There is one thing, though, about this genre or sub-genre—
Why is it that all too often, space opera features a back-story where humanity has returned to having an overall, ruling royalty—
Take a step back for a moment, and consider the evolution of this whole "royalty" thing. Early tribal and family groups had leaders, usually being the strongest, fittest and best suited to both survive and to lead. We can observe that today in the animal kingdom at large. The alpha male of a kangaroo flock near where I live is a cantankerous old sod that carries plenty of scars from fending off pretenders to his "throne".
As humanity became more "civilized", hereditary kingship overtook the older concept of tribal leaders being those best suited to lead. Sure, there is nothing stopping the incumbent's genes producing a "good" ruler, but it sure as heck doesn't ensure production of the "fittest" or "best". Consider the state of the European royalty by the late nineteenth century. Most of them were related. Queen Victoria was cousin, mother, grandmother or aunt to most of the European royal pack! So the inevitable happened—
At the same time that royalty were doing their best to interbreed themselves out of existence, growing social awareness led to increasing upheaval against the hereditary rule concept. Consider for example the Stuarts' adamant view of their divine right to rule, which was a major contributing factor to the English Civil War that saw Charles I deposed and beheaded. The state of play today is that the concept of the all-powerful ruling royalty has all but disappeared. The few remainders, certainly in Europe, are only figureheads and supposed tourist attractions (not to mention grist for the gossip magazines).

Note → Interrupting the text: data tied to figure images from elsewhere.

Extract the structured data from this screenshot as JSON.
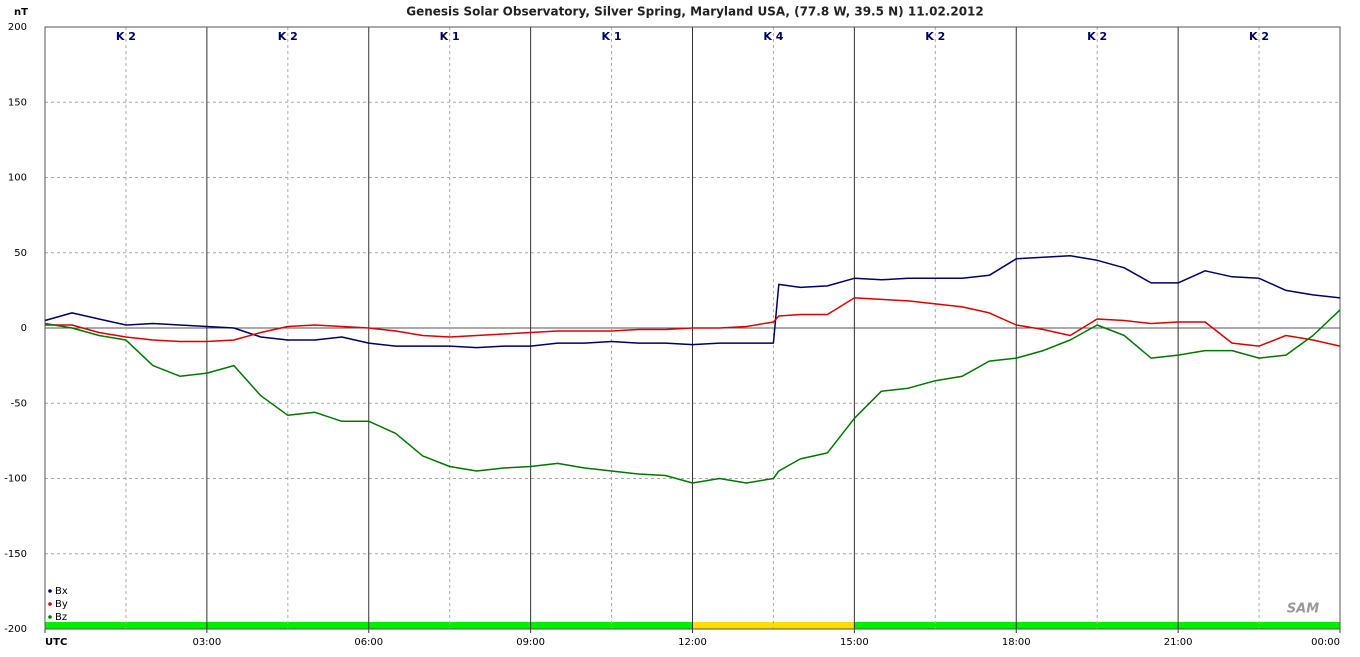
{
  "chart_data": {
    "type": "line",
    "title": "Genesis Solar Observatory, Silver Spring, Maryland USA, (77.8 W, 39.5 N)  11.02.2012",
    "ylabel": "nT",
    "logo": "SAM",
    "x": [
      0,
      0.5,
      1,
      1.5,
      2,
      2.5,
      3,
      3.5,
      4,
      4.5,
      5,
      5.5,
      6,
      6.5,
      7,
      7.5,
      8,
      8.5,
      9,
      9.5,
      10,
      10.5,
      11,
      11.5,
      12,
      12.5,
      13,
      13.5,
      13.6,
      14,
      14.5,
      15,
      15.5,
      16,
      16.5,
      17,
      17.5,
      18,
      18.5,
      19,
      19.5,
      20,
      20.5,
      21,
      21.5,
      22,
      22.5,
      23,
      23.5,
      24
    ],
    "series": [
      {
        "name": "Bx",
        "color": "#000066",
        "values": [
          5,
          10,
          6,
          2,
          3,
          2,
          1,
          0,
          -6,
          -8,
          -8,
          -6,
          -10,
          -12,
          -12,
          -12,
          -13,
          -12,
          -12,
          -10,
          -10,
          -9,
          -10,
          -10,
          -11,
          -10,
          -10,
          -10,
          29,
          27,
          28,
          33,
          32,
          33,
          33,
          33,
          35,
          46,
          47,
          48,
          45,
          40,
          30,
          30,
          38,
          34,
          33,
          25,
          22,
          20
        ]
      },
      {
        "name": "By",
        "color": "#dd0000",
        "values": [
          2,
          2,
          -3,
          -6,
          -8,
          -9,
          -9,
          -8,
          -3,
          1,
          2,
          1,
          0,
          -2,
          -5,
          -6,
          -5,
          -4,
          -3,
          -2,
          -2,
          -2,
          -1,
          -1,
          0,
          0,
          1,
          4,
          8,
          9,
          9,
          20,
          19,
          18,
          16,
          14,
          10,
          2,
          -1,
          -5,
          6,
          5,
          3,
          4,
          4,
          -10,
          -12,
          -5,
          -8,
          -12
        ]
      },
      {
        "name": "Bz",
        "color": "#007700",
        "values": [
          3,
          0,
          -5,
          -8,
          -25,
          -32,
          -30,
          -25,
          -45,
          -58,
          -56,
          -62,
          -62,
          -70,
          -85,
          -92,
          -95,
          -93,
          -92,
          -90,
          -93,
          -95,
          -97,
          -98,
          -103,
          -100,
          -103,
          -100,
          -95,
          -87,
          -83,
          -60,
          -42,
          -40,
          -35,
          -32,
          -22,
          -20,
          -15,
          -8,
          2,
          -5,
          -20,
          -18,
          -15,
          -15,
          -20,
          -18,
          -5,
          12
        ]
      }
    ],
    "xlim": [
      0,
      24
    ],
    "xticks": [
      {
        "value": 0,
        "label": "UTC"
      },
      {
        "value": 3,
        "label": "03:00"
      },
      {
        "value": 6,
        "label": "06:00"
      },
      {
        "value": 9,
        "label": "09:00"
      },
      {
        "value": 12,
        "label": "12:00"
      },
      {
        "value": 15,
        "label": "15:00"
      },
      {
        "value": 18,
        "label": "18:00"
      },
      {
        "value": 21,
        "label": "21:00"
      },
      {
        "value": 24,
        "label": "00:00"
      }
    ],
    "xgrid_minor": [
      1.5,
      4.5,
      7.5,
      10.5,
      13.5,
      16.5,
      19.5,
      22.5
    ],
    "ylim": [
      -200,
      200
    ],
    "yticks": [
      -200,
      -150,
      -100,
      -50,
      0,
      50,
      100,
      150,
      200
    ],
    "k_index": [
      "K 2",
      "K 2",
      "K 1",
      "K 1",
      "K 4",
      "K 2",
      "K 2",
      "K 2"
    ],
    "status_colors": [
      "#00ee00",
      "#00ee00",
      "#00ee00",
      "#00ee00",
      "#ffdd00",
      "#00ee00",
      "#00ee00",
      "#00ee00"
    ],
    "grid": true,
    "legend": "lower left"
  }
}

From at least as far back as Asimov's wonderful Foundation series, space opera all too often expects the reader to believe that humanity suddenly returned to the concept of a ruling, all-powerful royalty. Walter H. Hunt's Dark Wing series, a piece of militarist space opera I otherwise quite enjoyed, had a back-story of Earth having suffered greatly during a War of Succession. I can accept the concept of wars being fought between different factions or creeds seeking to rule, but wars being fought to put an all-powerful ruling royalty back in charge? The internal critic just leapt into warp drive.
I can readily suspend disbelief about all sorts of technologies and alien life forms, but the concept of an inexplicable and sudden urge to support a royalty rerun? It does help, however, if there is something particularly interesting about the ruling party that adds to the story. For example, Simon R. Green's Empress Lionstone in his Deathstalker series was such a psychotic, homicidal and insanely nasty bitch that I just had to keep reading. Although, after the inevitable rebellion was won and the Empress deposed, I never quite understood the populace's sudden desire for a constitutional monarchy. Emperor Palatine in George Lucas's Star Wars was another that was a little different—
Chris Bunch and Allen Cole with their Sten series had an Emperor voted into the role of all-powerful ruler-for-life because he controlled the energy source which made interstellar flight possible. As much as I enjoyed Sten, that concept was a bit hard for me to swallow. Of course, the interesting twist was that this Emperor had made arrangements which ensured that clones of him automatically appeared after he had died, following a suitable period of the populace experiencing life without the energy source that he alone controlled. The rule-for-life became a rule-for-many-lives-of-one-man with the populace apparently generally accepting his regular reappearance.
In fairness, probably every other reasonably expected alternative has been explored and used, but we seem to keep returning all too often to the same gambit. We are also often asked to accept that the all-powerful hereditary ruling elite are usually the product of a long-lived, unbroken hereditary line. Green's Empress was the latest in a 900-year dynasty. The wonderful Frank Herbert in Dune had Emperor Shaddam as the latest in the 10,000-year House Corrino dynasty. Asimov's ruling royalty in Foundation, prior to the collapse of the Empire, was another product of extremely long-lived dynasties.
Why such long dynasties? Are we expected to accept that humanity, a species that seems to become more skeptical of things as it ages, accepts that situation unquestioningly? Or that in the high-tech far futures of space opera, other prospective claimants to the throne or anti-royalist rebels are never successful, or at least not until our heroes of that particular story arrive on the scene?
The thing is that it doesn't have to be like that. Kevin J. Anderson in his Seven Suns saga gave us an earthly ruling royalty with a public façade of appearing to rule and make the decisions. His Majesty was, however, just a figurehead behind which a faceless bureaucracy ran things, largely through the hands of one individual. When a king had outlived his usefulness, the incumbent, in at least one instance, was given a new identity and permitted to disappear into peaceful oblivion while the public mourned his supposed death. The heir to the throne had been carefully selected and prepared beforehand. No matter if the king had failed to produce a suitable heir—
So space opera rules, even if I don't necessarily like whom they have doing the ruling. With so many other angles, however, do we really have to keep resorting to the worn-out royalty concept?